Amnesty International USA erected the signs as part of a campaign, launched Tuesday morning, that urges federal immigration authorities to use their discretion and release both parents and children — an action they’ve long declined to take — and to end a crackdown on migrants seeking asylum in the United States.
The local billboard stands on the north side of the Vine Expressway near 12th Street, about seven blocks from the Philadelphia office of Immigration and Customs Enforcement. It bears a stark, black-and-white image of a child’s hands clutching a chain-link fence and the words, “'We were searching for safety and they locked us away.' Demand ICE free the families.”
Each link of chain in the picture bears the names of immigrant children and parents being held at one of the nation’s three family detention centers, two of them in Texas and the third in Berks County, Pa.
The number of families detained at Berks can rise or fall dramatically depending on what occurs elsewhere in the immigration-enforcement system, though in recent months the center has held only a handful of parents and children.
Other billboards were going up in Texas, Virginia, and the Washington D. C. area, directed at both ICE and its parent agency, the Department of Homeland Security.

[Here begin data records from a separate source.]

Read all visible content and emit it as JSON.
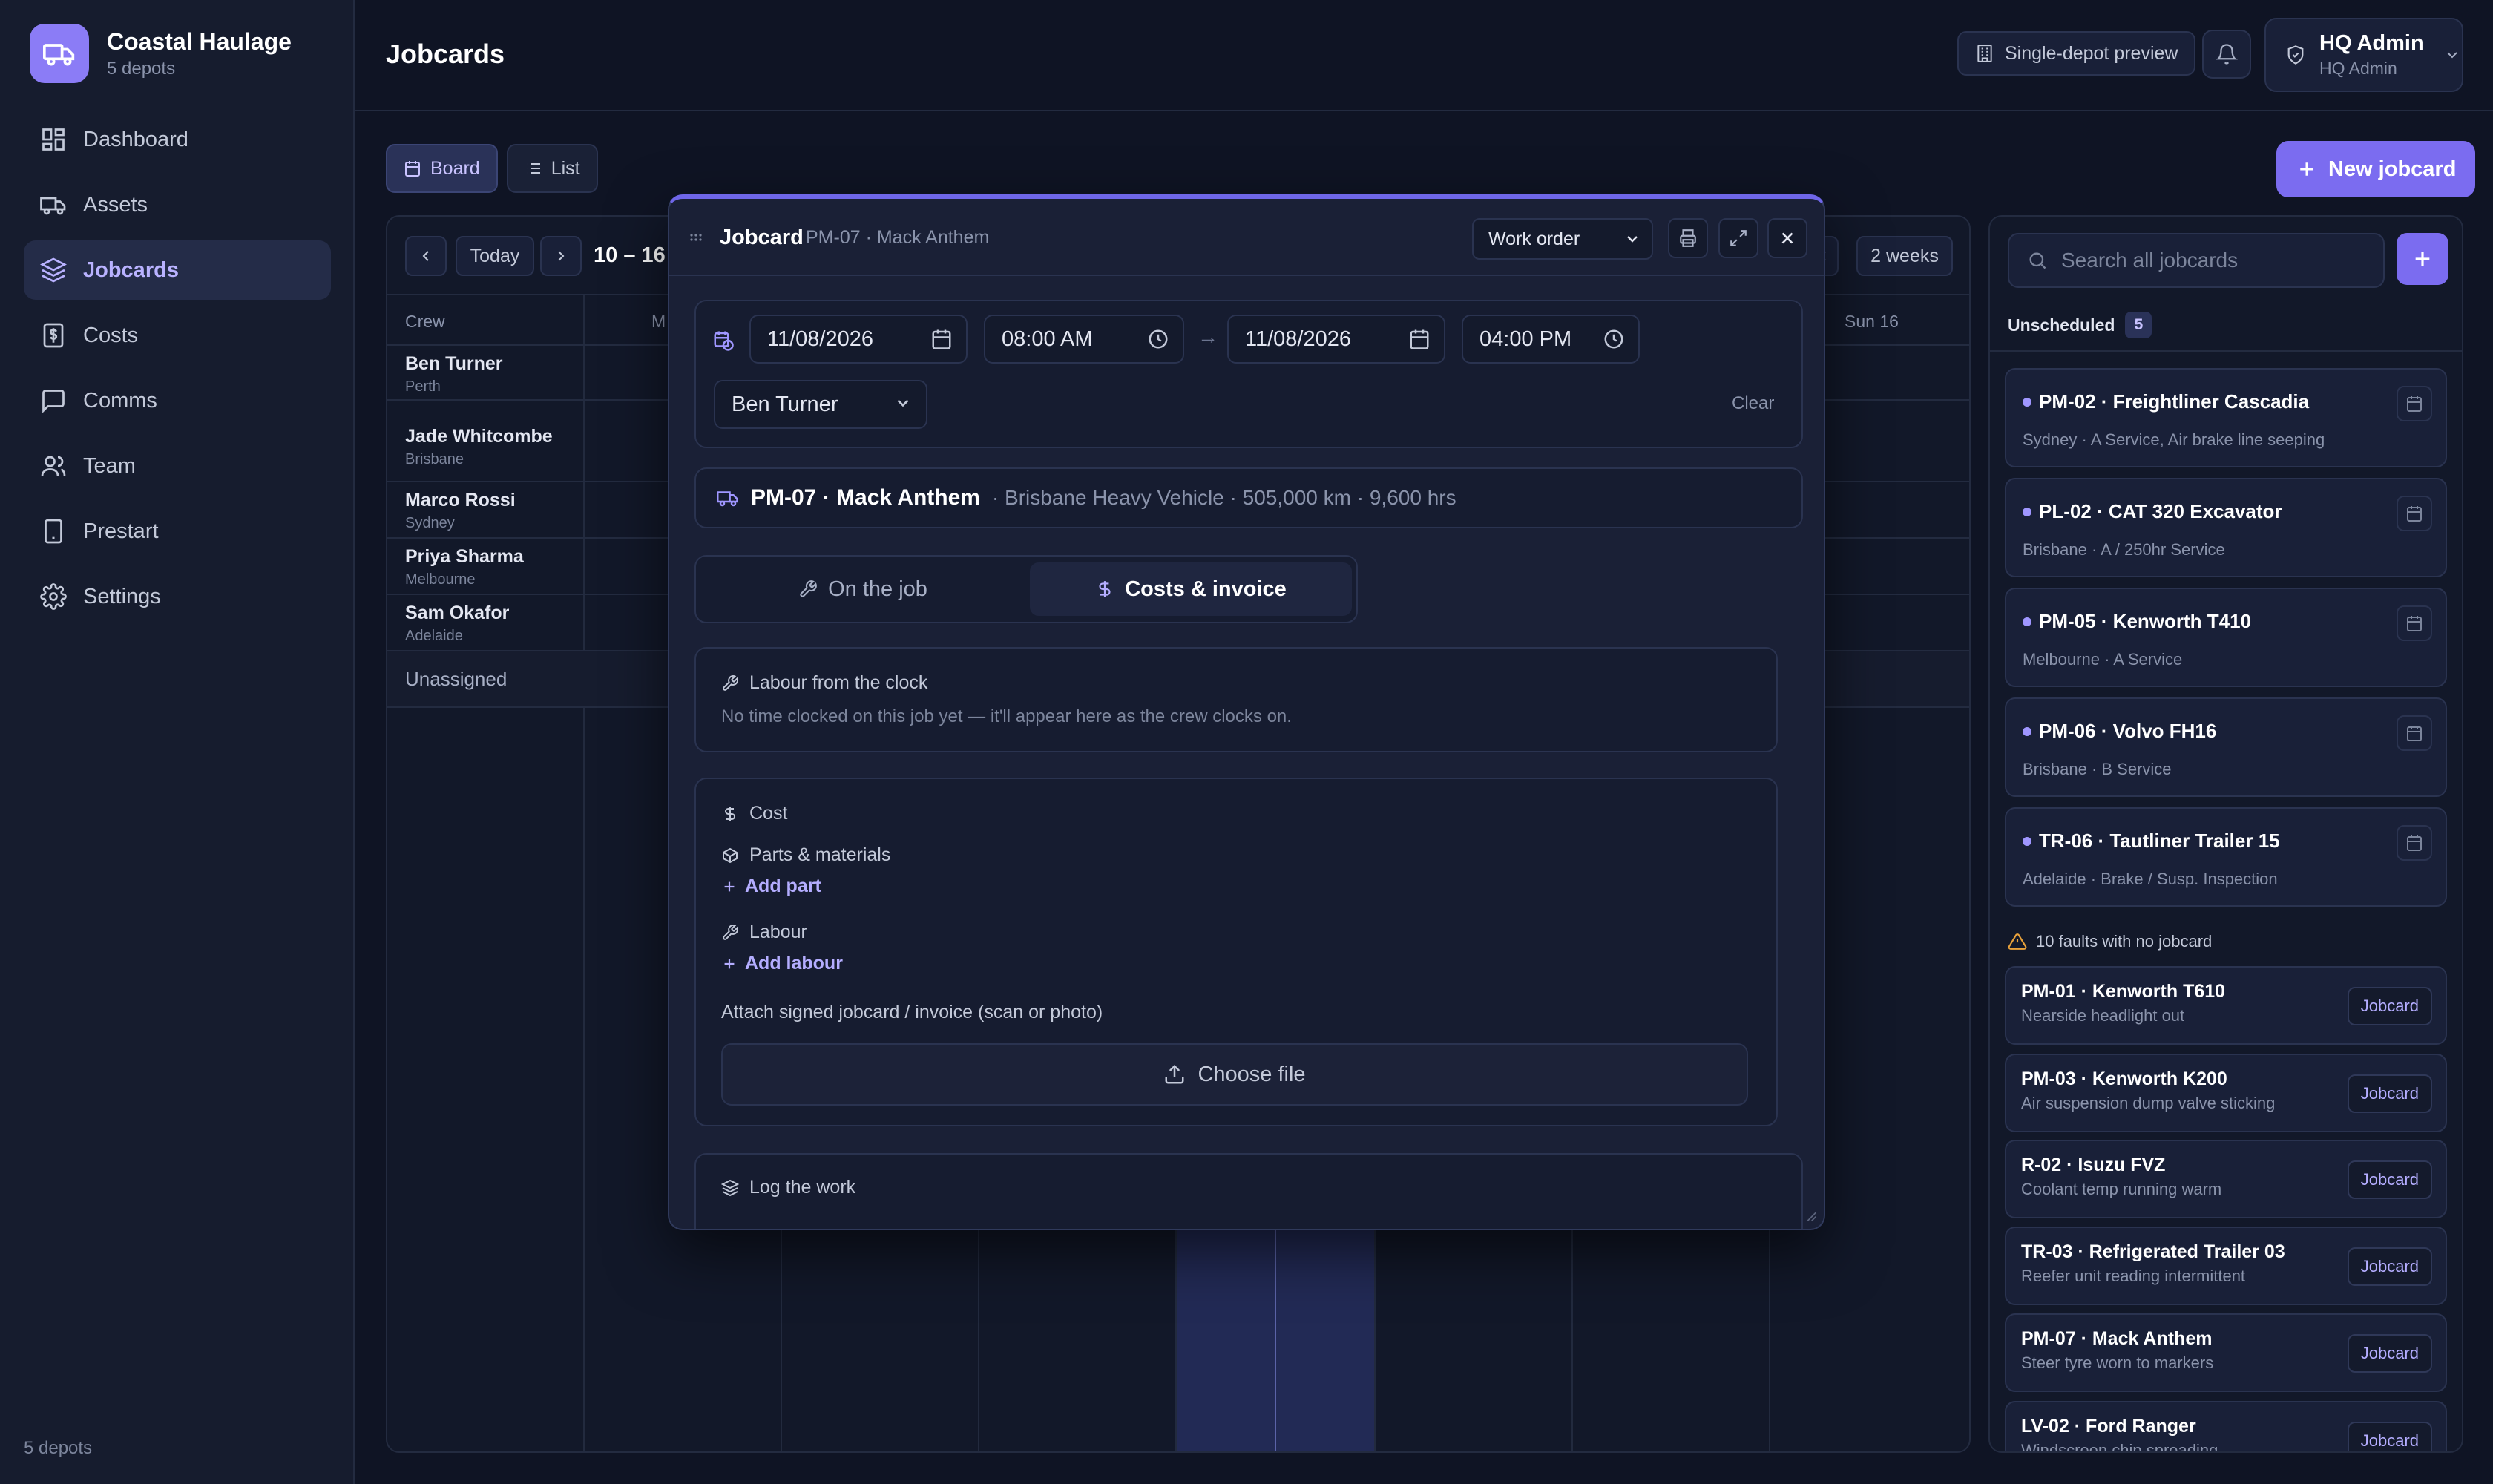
{
  "app": {
    "name": "Coastal Haulage",
    "subtitle": "5 depots",
    "footer": "5 depots"
  },
  "nav": [
    {
      "label": "Dashboard",
      "icon": "dashboard-icon"
    },
    {
      "label": "Assets",
      "icon": "truck-icon"
    },
    {
      "label": "Jobcards",
      "icon": "layers-icon",
      "active": true
    },
    {
      "label": "Costs",
      "icon": "dollar-icon"
    },
    {
      "label": "Comms",
      "icon": "message-icon"
    },
    {
      "label": "Team",
      "icon": "team-icon"
    },
    {
      "label": "Prestart",
      "icon": "tablet-icon"
    },
    {
      "label": "Settings",
      "icon": "gear-icon"
    }
  ],
  "header": {
    "title": "Jobcards",
    "preview_label": "Single-depot preview",
    "user_name": "HQ Admin",
    "user_role": "HQ Admin"
  },
  "views": {
    "board": "Board",
    "list": "List"
  },
  "new_jobcard": "New jobcard",
  "board": {
    "today": "Today",
    "week": "10 – 16",
    "range": "2 weeks",
    "crew_header": "Crew",
    "mon_header": "M",
    "sun_header": "Sun 16",
    "crew": [
      {
        "name": "Ben Turner",
        "city": "Perth"
      },
      {
        "name": "Jade Whitcombe",
        "city": "Brisbane"
      },
      {
        "name": "Marco Rossi",
        "city": "Sydney"
      },
      {
        "name": "Priya Sharma",
        "city": "Melbourne"
      },
      {
        "name": "Sam Okafor",
        "city": "Adelaide"
      }
    ],
    "unassigned": "Unassigned"
  },
  "sidepanel": {
    "search_placeholder": "Search all jobcards",
    "unscheduled_label": "Unscheduled",
    "unscheduled_count": "5",
    "unscheduled": [
      {
        "title": "PM-02 · Freightliner Cascadia",
        "sub": "Sydney · A Service, Air brake line seeping"
      },
      {
        "title": "PL-02 · CAT 320 Excavator",
        "sub": "Brisbane · A / 250hr Service"
      },
      {
        "title": "PM-05 · Kenworth T410",
        "sub": "Melbourne · A Service"
      },
      {
        "title": "PM-06 · Volvo FH16",
        "sub": "Brisbane · B Service"
      },
      {
        "title": "TR-06 · Tautliner Trailer 15",
        "sub": "Adelaide · Brake / Susp. Inspection"
      }
    ],
    "faults_label": "10 faults with no jobcard",
    "fault_button": "Jobcard",
    "faults": [
      {
        "title": "PM-01 · Kenworth T610",
        "sub": "Nearside headlight out"
      },
      {
        "title": "PM-03 · Kenworth K200",
        "sub": "Air suspension dump valve sticking"
      },
      {
        "title": "R-02 · Isuzu FVZ",
        "sub": "Coolant temp running warm"
      },
      {
        "title": "TR-03 · Refrigerated Trailer 03",
        "sub": "Reefer unit reading intermittent"
      },
      {
        "title": "PM-07 · Mack Anthem",
        "sub": "Steer tyre worn to markers"
      },
      {
        "title": "LV-02 · Ford Ranger",
        "sub": "Windscreen chip spreading"
      }
    ]
  },
  "modal": {
    "title": "Jobcard",
    "subtitle": "PM-07 · Mack Anthem",
    "type_select": "Work order",
    "start_date": "11/08/2026",
    "start_time": "08:00 AM",
    "end_date": "11/08/2026",
    "end_time": "04:00 PM",
    "arrow": "→",
    "assignee": "Ben Turner",
    "clear": "Clear",
    "asset_title": "PM-07 · Mack Anthem",
    "asset_meta": "· Brisbane Heavy Vehicle · 505,000 km · 9,600 hrs",
    "tab_job": "On the job",
    "tab_costs": "Costs & invoice",
    "labour_clock_title": "Labour from the clock",
    "labour_clock_hint": "No time clocked on this job yet — it'll appear here as the crew clocks on.",
    "cost_title": "Cost",
    "parts_label": "Parts & materials",
    "add_part": "Add part",
    "labour_label": "Labour",
    "add_labour": "Add labour",
    "attach_label": "Attach signed jobcard / invoice (scan or photo)",
    "choose_file": "Choose file",
    "log_work": "Log the work"
  },
  "colors": {
    "accent": "#7b6cf0",
    "background": "#0f1424",
    "panel": "#161c2e"
  }
}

Get the news you need to start your day
The federal government runs the largest immigration-detention system in the world, with ICE holding about 21,000 people in nearly 200 facilities across the country.
Asked about the billboards, an ICE spokesman said Tuesday that the agency respects people’s rights to peacefully voice their opinions. The Berks center is a “safe and humane environment for families,” subject to inspections by the Pennsylvania Department of Human Services and compliant with federal laws, mandates and court orders, the spokesman said. No resident or staff member there has tested positive for COVID-19, he said, due to staff health-and-safety efforts to lessen the risk of exposure to the virus.
Amnesty spokesperson Mariya Parodi said the global human-rights advocate had several reasons for sending its message through an old-fashioned, low-tech medium.
Amnesty already reaches supporters via texts, websites, and emails, but “what we wanted to do with the billboards is also target the people responsible for these detention facilities offline. People like [Acting Secretary of Homeland Security] Chad Wolf and [Senior Official Performing the Duties of the Director] Tony Pham,” Parodi said.